In Kentucky, similar efforts have failed in a state legislature where most members proudly display their ratings from the National Rifle Association. But a handful of state judges have been including gun bans as part of the emergency protective orders they issue in domestic violence situations. The effort has been led by Jerry Bowles, a former family court judge who now leads the Louisville Metro Domestic Violence Fatality Committee.

Bowles has traveled the state training judges on how they can order domestic violence offenders not to possess a handgun. Violating a protective order is a misdemeanor in Kentucky, but multiple violations can be a felony. In Jefferson County, the gun possession language is already preprinted on the emergency protective order forms. All a judge has to do is check a box.

“Domestic violence offenders who had access to firearms, statistics tell us it increases the risk of fatality exponentially for those victims,” Bowles said.

But while such bans have become common in Kentucky’s largest cities, the practice is sparse in other parts of the state, advocates say.

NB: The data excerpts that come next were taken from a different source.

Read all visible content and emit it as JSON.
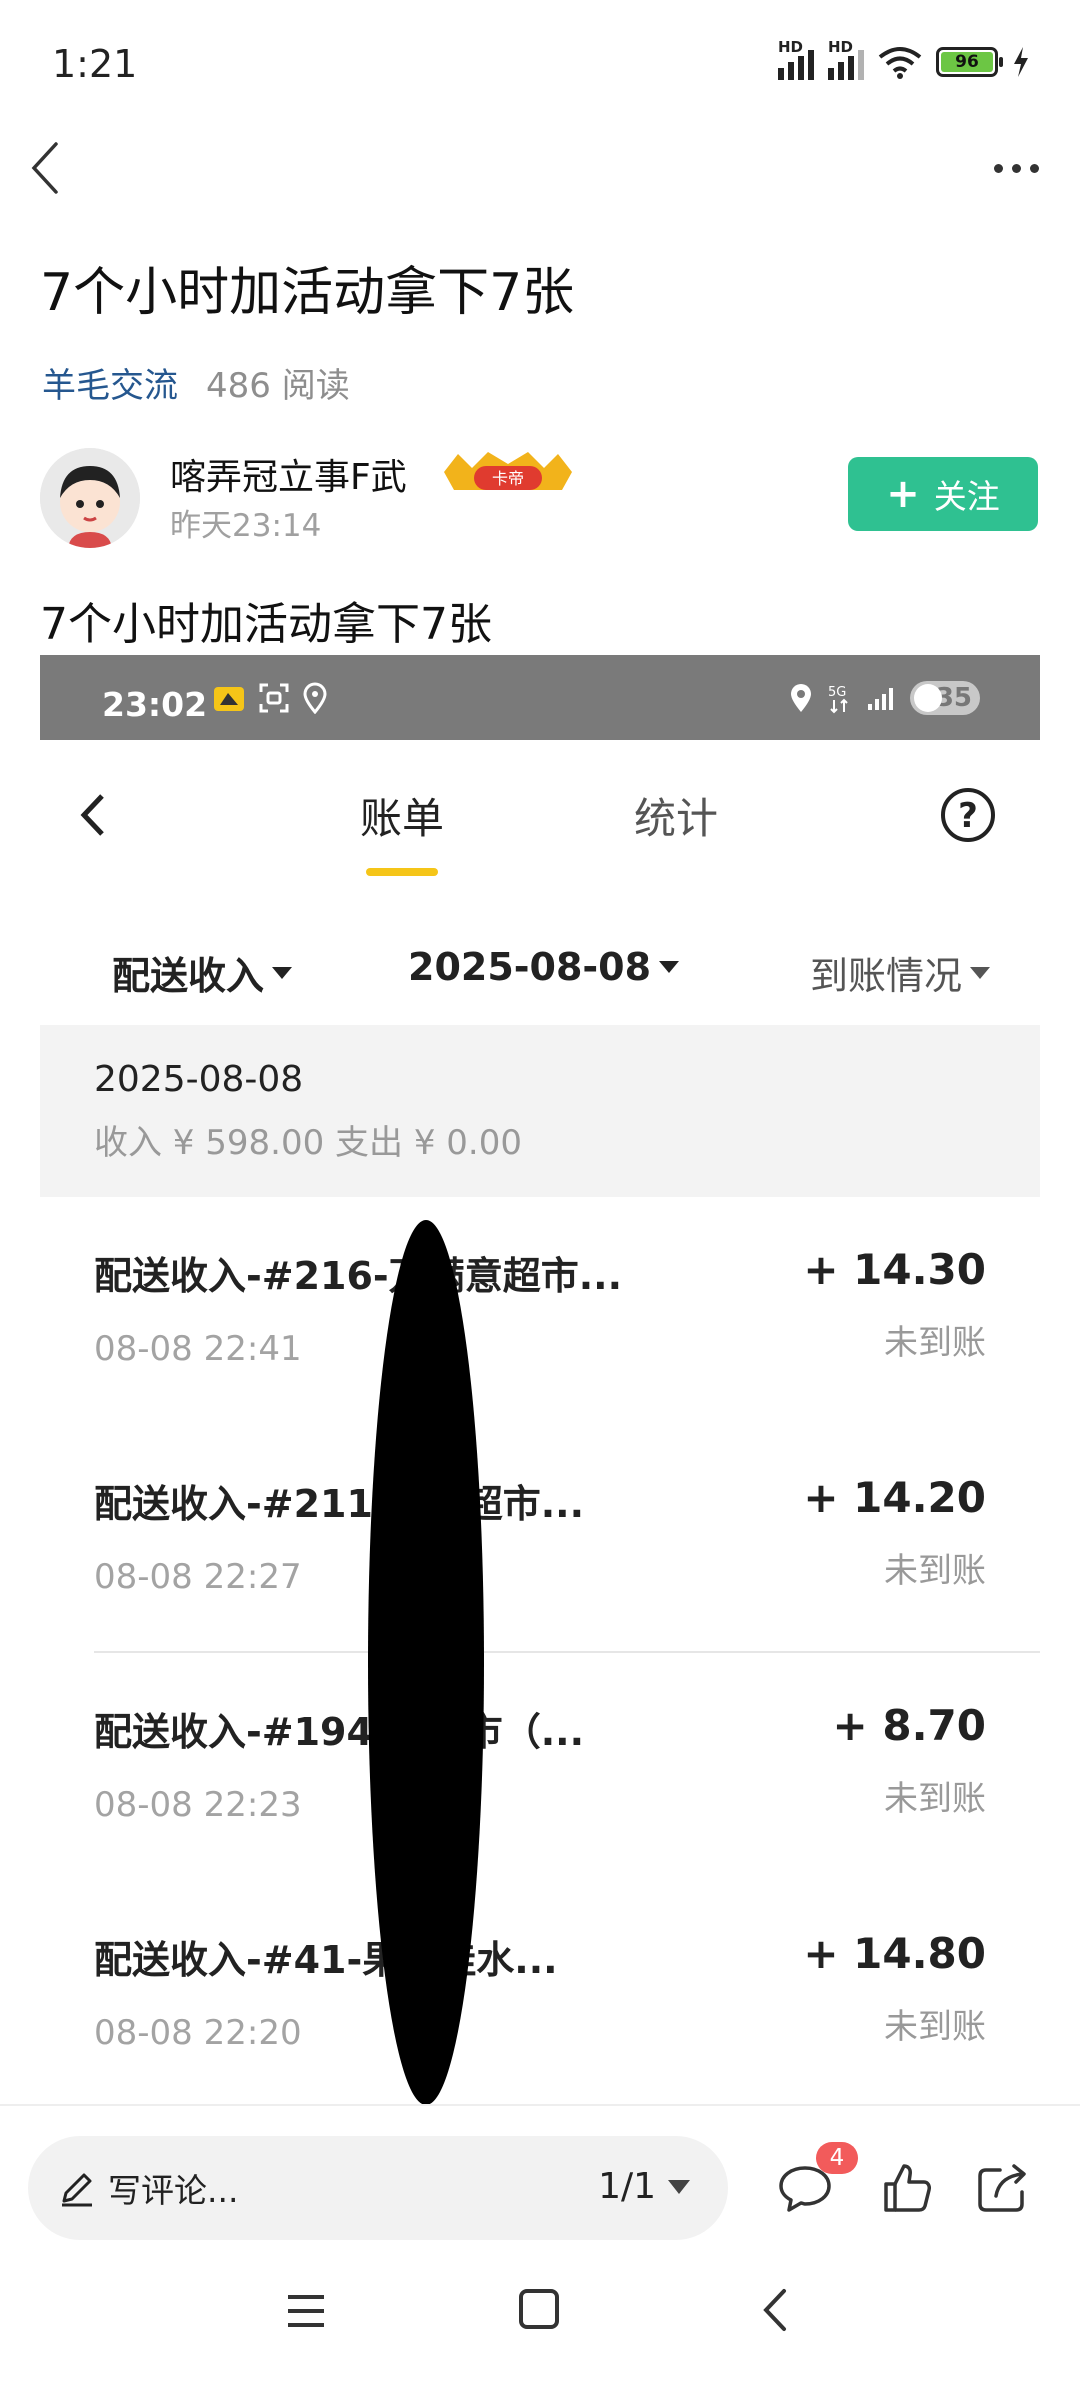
{
  "status_bar": {
    "time": "1:21",
    "battery": "96",
    "network_label": "HD"
  },
  "post": {
    "title": "7个小时加活动拿下7张",
    "category": "羊毛交流",
    "read_count": "486 阅读",
    "author_name": "喀弄冠立事F武",
    "author_badge": "卡帝",
    "post_time": "昨天23:14",
    "follow_label": "关注",
    "body": "7个小时加活动拿下7张"
  },
  "screenshot": {
    "status_time": "23:02",
    "status_battery": "35",
    "tabs": [
      "账单",
      "统计"
    ],
    "help_label": "?",
    "filters": [
      "配送收入",
      "2025-08-08",
      "到账情况"
    ],
    "summary": {
      "date": "2025-08-08",
      "line": "收入 ¥ 598.00 支出 ¥ 0.00"
    },
    "records": [
      {
        "title": "配送收入-#216-万满意超市...",
        "time": "08-08 22:41",
        "amount": "+ 14.30",
        "status": "未到账"
      },
      {
        "title": "配送收入-#211-满意超市...",
        "time": "08-08 22:27",
        "amount": "+ 14.20",
        "status": "未到账"
      },
      {
        "title": "配送收入-#194-佳超市（...",
        "time": "08-08 22:23",
        "amount": "+ 8.70",
        "status": "未到账"
      },
      {
        "title": "配送收入-#41-果美佳水...",
        "time": "08-08 22:20",
        "amount": "+ 14.80",
        "status": "未到账"
      }
    ]
  },
  "comment_bar": {
    "placeholder": "写评论...",
    "page_indicator": "1/1",
    "comment_count": "4"
  },
  "colors": {
    "accent": "#2fc191",
    "link": "#25578f",
    "tab_underline": "#f5c518",
    "badge": "#f25b5b"
  }
}
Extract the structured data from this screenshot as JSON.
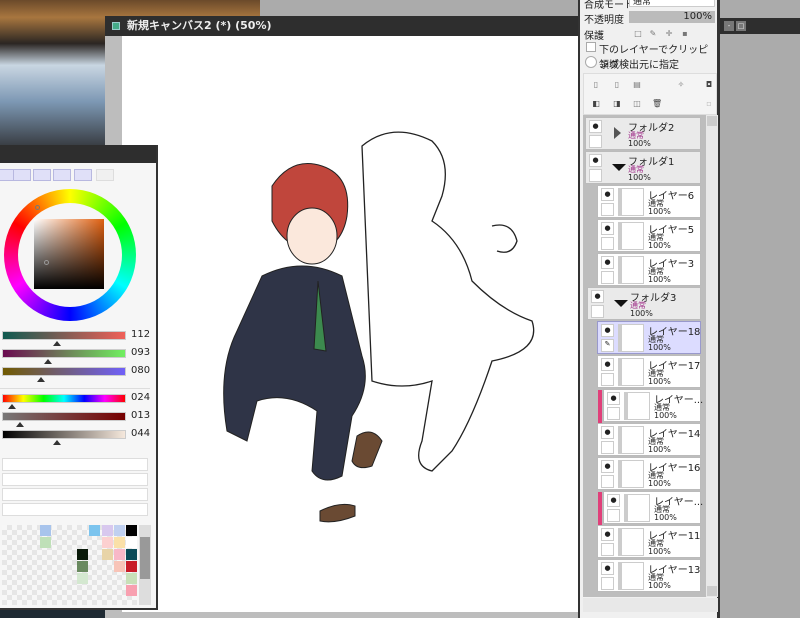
{
  "canvas": {
    "title": "新規キャンバス2 (*) (50%)"
  },
  "color_panel": {
    "sliders_rgb": [
      {
        "value": "112",
        "fraction": 0.44
      },
      {
        "value": "093",
        "fraction": 0.36
      },
      {
        "value": "080",
        "fraction": 0.31
      }
    ],
    "sliders_hsv": [
      {
        "value": "024",
        "fraction": 0.07
      },
      {
        "value": "013",
        "fraction": 0.13
      },
      {
        "value": "044",
        "fraction": 0.44
      }
    ],
    "swatch_colors": [
      "#a8c4ec",
      "#7cc4ee",
      "#d8c8ee",
      "#c0d0f0",
      "#000000",
      "#bfe0b8",
      "#fcd0d0",
      "#fae0a8",
      "#ffffff",
      "#0a1a0a",
      "#e8d4a8",
      "#f8b8c8",
      "#0a4a58",
      "#6a8a60",
      "#f8c4b8",
      "#c81c28",
      "#d4e8d0",
      "#c8e0b8",
      "#f8a0b0"
    ]
  },
  "layer_panel": {
    "blend_mode_label": "合成モード",
    "blend_mode_value": "通常",
    "opacity_label": "不透明度",
    "opacity_value": "100%",
    "protect_label": "保護",
    "clip_label": "下のレイヤーでクリッピング",
    "selection_source_label": "領域検出元に指定",
    "layers": [
      {
        "name": "フォルダ2",
        "mode": "通常",
        "opacity": "100%",
        "type": "folder",
        "expanded": false
      },
      {
        "name": "フォルダ1",
        "mode": "通常",
        "opacity": "100%",
        "type": "folder",
        "expanded": true
      },
      {
        "name": "レイヤー6",
        "mode": "通常",
        "opacity": "100%",
        "type": "layer"
      },
      {
        "name": "レイヤー5",
        "mode": "通常",
        "opacity": "100%",
        "type": "layer"
      },
      {
        "name": "レイヤー3",
        "mode": "通常",
        "opacity": "100%",
        "type": "layer"
      },
      {
        "name": "フォルダ3",
        "mode": "通常",
        "opacity": "100%",
        "type": "folder",
        "expanded": true
      },
      {
        "name": "レイヤー18",
        "mode": "通常",
        "opacity": "100%",
        "type": "layer",
        "selected": true
      },
      {
        "name": "レイヤー17",
        "mode": "通常",
        "opacity": "100%",
        "type": "layer"
      },
      {
        "name": "レイヤー...",
        "mode": "通常",
        "opacity": "100%",
        "type": "layer",
        "clipped": true
      },
      {
        "name": "レイヤー14",
        "mode": "通常",
        "opacity": "100%",
        "type": "layer"
      },
      {
        "name": "レイヤー16",
        "mode": "通常",
        "opacity": "100%",
        "type": "layer"
      },
      {
        "name": "レイヤー...",
        "mode": "通常",
        "opacity": "100%",
        "type": "layer",
        "clipped": true
      },
      {
        "name": "レイヤー11",
        "mode": "通常",
        "opacity": "100%",
        "type": "layer"
      },
      {
        "name": "レイヤー13",
        "mode": "通常",
        "opacity": "100%",
        "type": "layer"
      }
    ]
  },
  "colors": {
    "selected_layer": "#dcdcff",
    "clip_marker": "#e0407a",
    "folder_mode": "#a0308a"
  }
}
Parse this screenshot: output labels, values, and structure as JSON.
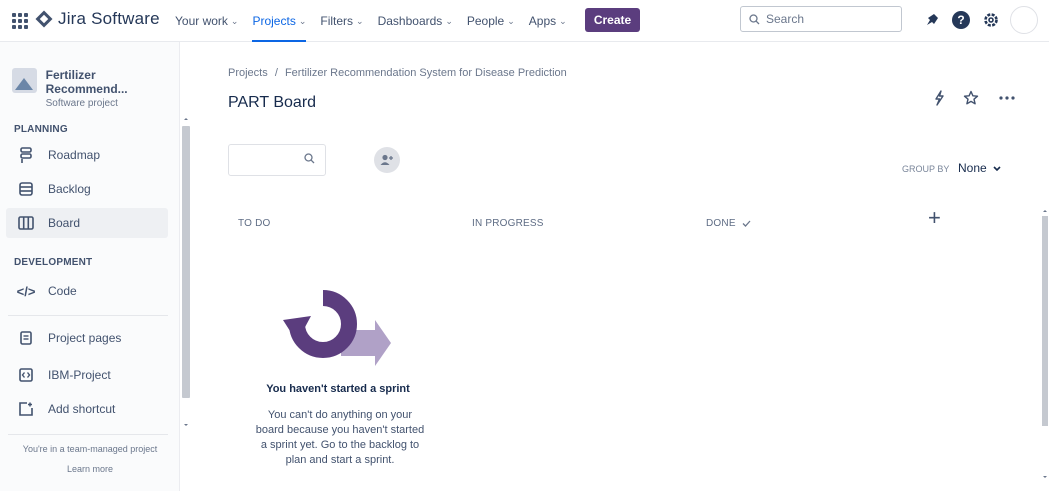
{
  "topnav": {
    "brand": "Jira Software",
    "items": [
      {
        "label": "Your work",
        "active": false
      },
      {
        "label": "Projects",
        "active": true
      },
      {
        "label": "Filters",
        "active": false
      },
      {
        "label": "Dashboards",
        "active": false
      },
      {
        "label": "People",
        "active": false
      },
      {
        "label": "Apps",
        "active": false
      }
    ],
    "create_label": "Create",
    "search_placeholder": "Search",
    "icons": [
      "notifications-icon",
      "help-icon",
      "settings-icon",
      "profile-avatar"
    ]
  },
  "sidebar": {
    "project_name": "Fertilizer Recommend...",
    "project_type": "Software project",
    "planning_title": "PLANNING",
    "planning_items": [
      {
        "label": "Roadmap",
        "icon": "roadmap-icon",
        "active": false
      },
      {
        "label": "Backlog",
        "icon": "backlog-icon",
        "active": false
      },
      {
        "label": "Board",
        "icon": "board-icon",
        "active": true
      }
    ],
    "development_title": "DEVELOPMENT",
    "development_items": [
      {
        "label": "Code",
        "icon": "code-icon",
        "active": false
      }
    ],
    "extra_items": [
      {
        "label": "Project pages",
        "icon": "page-icon"
      },
      {
        "label": "IBM-Project",
        "icon": "link-icon"
      },
      {
        "label": "Add shortcut",
        "icon": "add-shortcut-icon"
      }
    ],
    "team_note": "You're in a team-managed project",
    "learn_more": "Learn more"
  },
  "main": {
    "breadcrumb": {
      "root": "Projects",
      "separator": "/",
      "current": "Fertilizer Recommendation System for Disease Prediction"
    },
    "title": "PART Board",
    "groupby_label": "GROUP BY",
    "groupby_value": "None",
    "columns": [
      {
        "label": "TO DO",
        "done_check": false
      },
      {
        "label": "IN PROGRESS",
        "done_check": false
      },
      {
        "label": "DONE",
        "done_check": true
      }
    ],
    "empty_title": "You haven't started a sprint",
    "empty_desc": "You can't do anything on your board because you haven't started a sprint yet. Go to the backlog to plan and start a sprint."
  },
  "colors": {
    "brand_purple": "#5b3d7e",
    "illustration_purple": "#5b3d7e",
    "illustration_light": "#b0a1c7",
    "nav_active": "#0c66e4"
  }
}
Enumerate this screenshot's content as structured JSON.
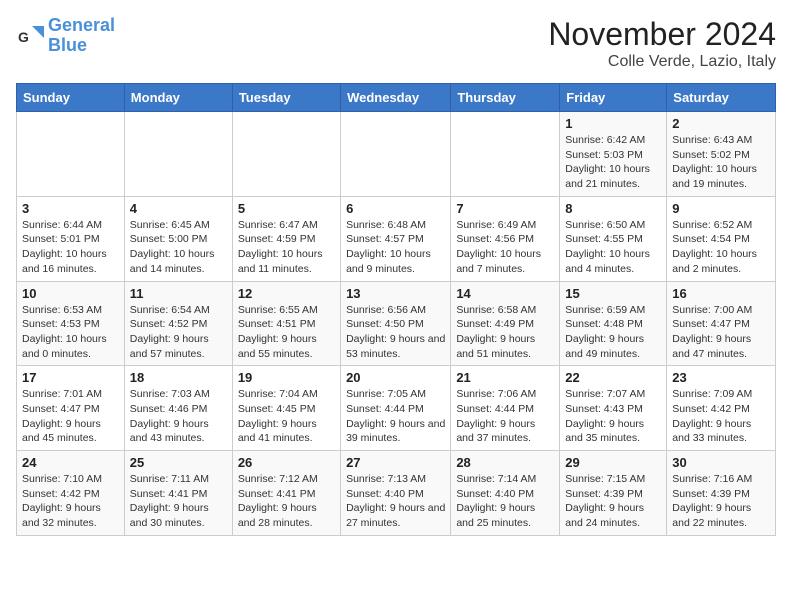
{
  "logo": {
    "line1": "General",
    "line2": "Blue"
  },
  "title": "November 2024",
  "location": "Colle Verde, Lazio, Italy",
  "weekdays": [
    "Sunday",
    "Monday",
    "Tuesday",
    "Wednesday",
    "Thursday",
    "Friday",
    "Saturday"
  ],
  "weeks": [
    [
      {
        "day": "",
        "info": ""
      },
      {
        "day": "",
        "info": ""
      },
      {
        "day": "",
        "info": ""
      },
      {
        "day": "",
        "info": ""
      },
      {
        "day": "",
        "info": ""
      },
      {
        "day": "1",
        "info": "Sunrise: 6:42 AM\nSunset: 5:03 PM\nDaylight: 10 hours and 21 minutes."
      },
      {
        "day": "2",
        "info": "Sunrise: 6:43 AM\nSunset: 5:02 PM\nDaylight: 10 hours and 19 minutes."
      }
    ],
    [
      {
        "day": "3",
        "info": "Sunrise: 6:44 AM\nSunset: 5:01 PM\nDaylight: 10 hours and 16 minutes."
      },
      {
        "day": "4",
        "info": "Sunrise: 6:45 AM\nSunset: 5:00 PM\nDaylight: 10 hours and 14 minutes."
      },
      {
        "day": "5",
        "info": "Sunrise: 6:47 AM\nSunset: 4:59 PM\nDaylight: 10 hours and 11 minutes."
      },
      {
        "day": "6",
        "info": "Sunrise: 6:48 AM\nSunset: 4:57 PM\nDaylight: 10 hours and 9 minutes."
      },
      {
        "day": "7",
        "info": "Sunrise: 6:49 AM\nSunset: 4:56 PM\nDaylight: 10 hours and 7 minutes."
      },
      {
        "day": "8",
        "info": "Sunrise: 6:50 AM\nSunset: 4:55 PM\nDaylight: 10 hours and 4 minutes."
      },
      {
        "day": "9",
        "info": "Sunrise: 6:52 AM\nSunset: 4:54 PM\nDaylight: 10 hours and 2 minutes."
      }
    ],
    [
      {
        "day": "10",
        "info": "Sunrise: 6:53 AM\nSunset: 4:53 PM\nDaylight: 10 hours and 0 minutes."
      },
      {
        "day": "11",
        "info": "Sunrise: 6:54 AM\nSunset: 4:52 PM\nDaylight: 9 hours and 57 minutes."
      },
      {
        "day": "12",
        "info": "Sunrise: 6:55 AM\nSunset: 4:51 PM\nDaylight: 9 hours and 55 minutes."
      },
      {
        "day": "13",
        "info": "Sunrise: 6:56 AM\nSunset: 4:50 PM\nDaylight: 9 hours and 53 minutes."
      },
      {
        "day": "14",
        "info": "Sunrise: 6:58 AM\nSunset: 4:49 PM\nDaylight: 9 hours and 51 minutes."
      },
      {
        "day": "15",
        "info": "Sunrise: 6:59 AM\nSunset: 4:48 PM\nDaylight: 9 hours and 49 minutes."
      },
      {
        "day": "16",
        "info": "Sunrise: 7:00 AM\nSunset: 4:47 PM\nDaylight: 9 hours and 47 minutes."
      }
    ],
    [
      {
        "day": "17",
        "info": "Sunrise: 7:01 AM\nSunset: 4:47 PM\nDaylight: 9 hours and 45 minutes."
      },
      {
        "day": "18",
        "info": "Sunrise: 7:03 AM\nSunset: 4:46 PM\nDaylight: 9 hours and 43 minutes."
      },
      {
        "day": "19",
        "info": "Sunrise: 7:04 AM\nSunset: 4:45 PM\nDaylight: 9 hours and 41 minutes."
      },
      {
        "day": "20",
        "info": "Sunrise: 7:05 AM\nSunset: 4:44 PM\nDaylight: 9 hours and 39 minutes."
      },
      {
        "day": "21",
        "info": "Sunrise: 7:06 AM\nSunset: 4:44 PM\nDaylight: 9 hours and 37 minutes."
      },
      {
        "day": "22",
        "info": "Sunrise: 7:07 AM\nSunset: 4:43 PM\nDaylight: 9 hours and 35 minutes."
      },
      {
        "day": "23",
        "info": "Sunrise: 7:09 AM\nSunset: 4:42 PM\nDaylight: 9 hours and 33 minutes."
      }
    ],
    [
      {
        "day": "24",
        "info": "Sunrise: 7:10 AM\nSunset: 4:42 PM\nDaylight: 9 hours and 32 minutes."
      },
      {
        "day": "25",
        "info": "Sunrise: 7:11 AM\nSunset: 4:41 PM\nDaylight: 9 hours and 30 minutes."
      },
      {
        "day": "26",
        "info": "Sunrise: 7:12 AM\nSunset: 4:41 PM\nDaylight: 9 hours and 28 minutes."
      },
      {
        "day": "27",
        "info": "Sunrise: 7:13 AM\nSunset: 4:40 PM\nDaylight: 9 hours and 27 minutes."
      },
      {
        "day": "28",
        "info": "Sunrise: 7:14 AM\nSunset: 4:40 PM\nDaylight: 9 hours and 25 minutes."
      },
      {
        "day": "29",
        "info": "Sunrise: 7:15 AM\nSunset: 4:39 PM\nDaylight: 9 hours and 24 minutes."
      },
      {
        "day": "30",
        "info": "Sunrise: 7:16 AM\nSunset: 4:39 PM\nDaylight: 9 hours and 22 minutes."
      }
    ]
  ]
}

“When you get into the more rural parts of the state, it might be a lot less common,” said Mary Savage, an attorney for the Kentucky Coalition Against Domestic Violence. “Kentucky is just traditionally such a pro-gun state and our judges are elected officials. Maybe they are sensitive to what the citizens of a particular county are thinking when it comes to, you know, someone taking their guns away from them.”

While Kentucky lawmakers have been unwilling to limit domestic violence offenders’ access to guns, they have been expanding the use of emergency protective orders. Last year, the legislature allowed couples in a dating relationship to qualify for emergency protection orders, becoming the last state in the country to do so.